Как раз недавно я получил письмо из дому, написанное моей теткой. В нашей семье она тогда была единственным по-настоящему грамотным человеком, закончила семилетку. Остальные, хоть и тоже считались грамотными, но читали лишь по складам да умели расписываться.
— Письмо получил из Уэлена, — солидно ответил я. — Карточную систему отменили.
— Вот это хорошо! — похоже, обрадовался Отке. — Только как мне показалось, что карточки отменили везде.
Конечно, председатель окрисполкома был прав: карточную систему отменили по всей стране, но все же это очень хорошо, что и в Уэлене это произошло. Там, где жили люди, которых ты хорошо знал, помнил в лицо и мог узнать по голосу каждого, всякое малейшее событие обретало особую значимость.

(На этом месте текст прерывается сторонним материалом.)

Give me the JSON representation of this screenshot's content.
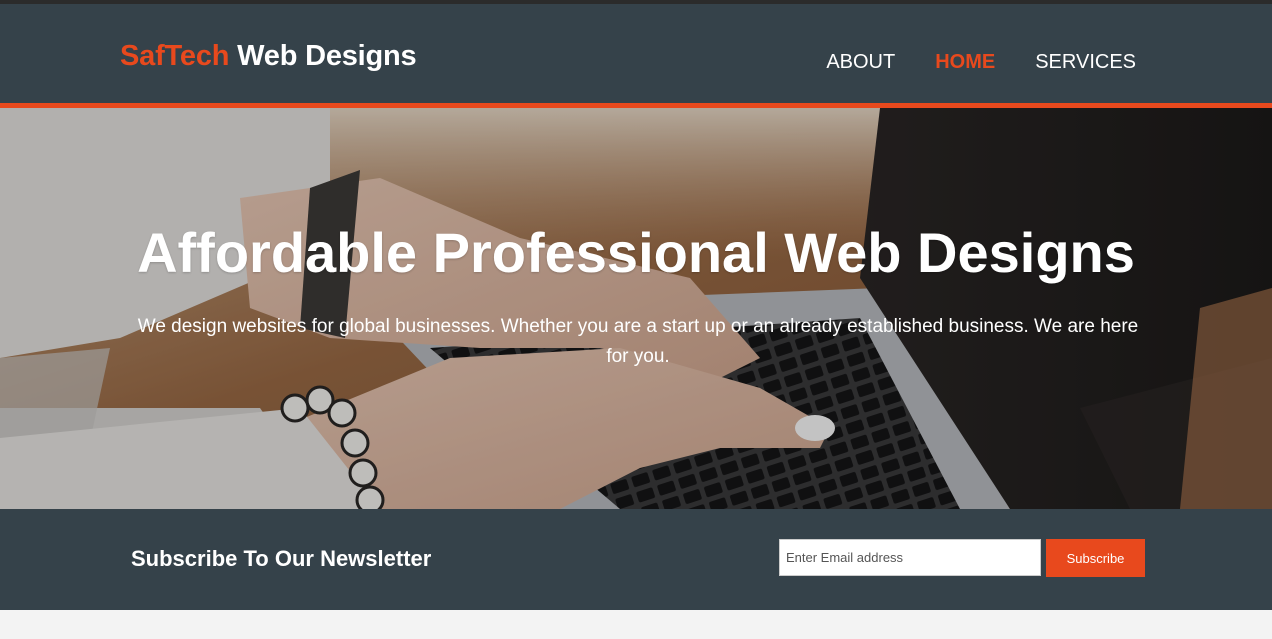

— И что же еще тебе пишут из дома?
— Четырехглазый умер, — сообщил я с сожалением.
— Это жалко, — вздохнул вместе со мной по телефону Отке.
Четырехглазый — это был старый вожак нашей семейной упряжки, хорошо известный на побережье от Уэлена до Ванкарема. Хорошие собаки, как и хорошие люди, пользовались тогда широкой известностью, и ничего удивительного не было в том, что председатель окружного исполкома знал нашу собаку. А Четырехглазым я его назвал сам, когда он только родился с большими белыми пятнами над каждым глазом. Он вырос в большого, сильного пса, и издали казалось, что у него на лоб надвинуты большие солнцезащитные очки.
— Ну хватит! — вдруг сказал Энмынкау и протянул руку. — Теперь я хочу поговорить!
— Товарищ Отке! — сказал я. — Вот тут Энмынкау из Янраная хочет с вами поговорить.
— Ну хорошо, — сказал Отке, — передай ему трубку. А ты, как захочешь, звони. Буду рад тебя слышать.
Энмынкау почти что вырвал у меня трубку и закричал в черпало:
— Товарищ Отке! Товарищ Отке! Вы слышите меня? Это говорит Энмынкау. Янранайский… Ильмоча племянник. Вы знаете его? Вот как хорошо!
Энмынкау победно посмотрел на нас загоревшимися глазами.
— Учусь я не очень чтобы хорошо, но и не совсем на последнем месте…
Очевидно, Отке интересовался у Энмынкау, как и у меня, его успехами в учебе.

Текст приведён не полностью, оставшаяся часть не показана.